Laxmidas was an elder brother; besides, he had come to Mohandas’s rescue when he needed money to study law in London. Against his better judgement, Gandhi went to meet the Political Agent. But racial boundaries were far more sharply drawn in British India: in the colony, a casual friendship between an Englishman and an Indian in the metropolis counted for nothing. When Mohandas went to plead his brother’s case, the Agent had him thrown out of the office.
16

By his actions, Laxmidas Gandhi had ruined any chance Mohandas had of early preferment in Porbandar. After the fiasco in the palace the chances of a judgeship or diwanship had receded, if not altogether disappeared.
17
The best option now was for Mohandas to work as a lawyer in British India. In early November 1891 he returned to Bombay, with a view to enrolling in the High Court.

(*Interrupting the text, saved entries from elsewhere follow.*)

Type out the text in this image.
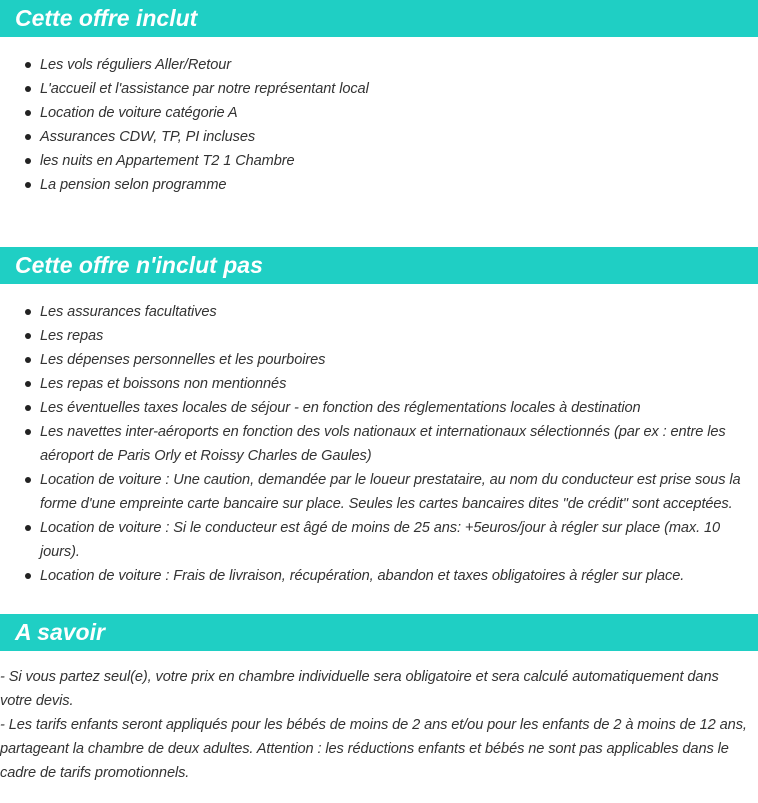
Cette offre inclut
Les vols réguliers Aller/Retour
L'accueil et l'assistance par notre représentant local
Location de voiture catégorie A
Assurances CDW, TP, PI incluses
les nuits en Appartement T2 1 Chambre
La pension selon programme
Cette offre n'inclut pas
Les assurances facultatives
Les repas
Les dépenses personnelles et les pourboires
Les repas et boissons non mentionnés
Les éventuelles taxes locales de séjour - en fonction des réglementations locales à destination
Les navettes inter-aéroports en fonction des vols nationaux et internationaux sélectionnés (par ex : entre les aéroport de Paris Orly et Roissy Charles de Gaules)
Location de voiture : Une caution, demandée par le loueur prestataire, au nom du conducteur est prise sous la forme d'une empreinte carte bancaire sur place. Seules les cartes bancaires dites "de crédit" sont acceptées.
Location de voiture : Si le conducteur est âgé de moins de 25 ans: +5euros/jour à régler sur place (max. 10 jours).
Location de voiture : Frais de livraison, récupération, abandon et taxes obligatoires à régler sur place.
A savoir

- Si vous partez seul(e), votre prix en chambre individuelle sera obligatoire et sera calculé automatiquement dans votre devis.

- Les tarifs enfants seront appliqués pour les bébés de moins de 2 ans et/ou pour les enfants de 2 à moins de 12 ans, partageant la chambre de deux adultes. Attention : les réductions enfants et bébés ne sont pas applicables dans le cadre de tarifs promotionnels.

He was granted a licence on the basis of a certificate from the Inner Temple and a letter of recommendation from a British barrister.
18

Bombay in the 1890s had a population of just under 1 million. A British resident called it ‘All India in Miniature’: anyone walking through its streets could hear forty languages being spoken, while their nostrils were assailed with the ‘blending of incenses and spices and garlic, and sugar and goats and dung’.
19
Once a cluster of fishing villages, by the late nineteenth century Bombay was a thriving industrial and commercial centre. There were some fifty cotton mills, employing more than 50,000 people. There was a buzz of economic activity: land
reclaimed from the sea, new railway lines laid to link the suburbs to the city, new docks constructed to cope with the increase in shipping. Schools and colleges were being opened all the time. The city was home to all the religions of India (and the world). It was also very diverse in class terms, with a large proletariat, a substantial business community, and a small but growing class of English-speaking lawyers, doctors, clerks and teachers.
20
As the city expanded, wrote one historian, ‘all tribes in Western India seemed to have flocked to Bombay, like the Adriatic tribes who took refuge in the city of the Lagoons.’
21
Gandhi’s fellow Gujaratis were a key part of this migration, moving down the coast to take advantage of the new opportunities in trade and the professions.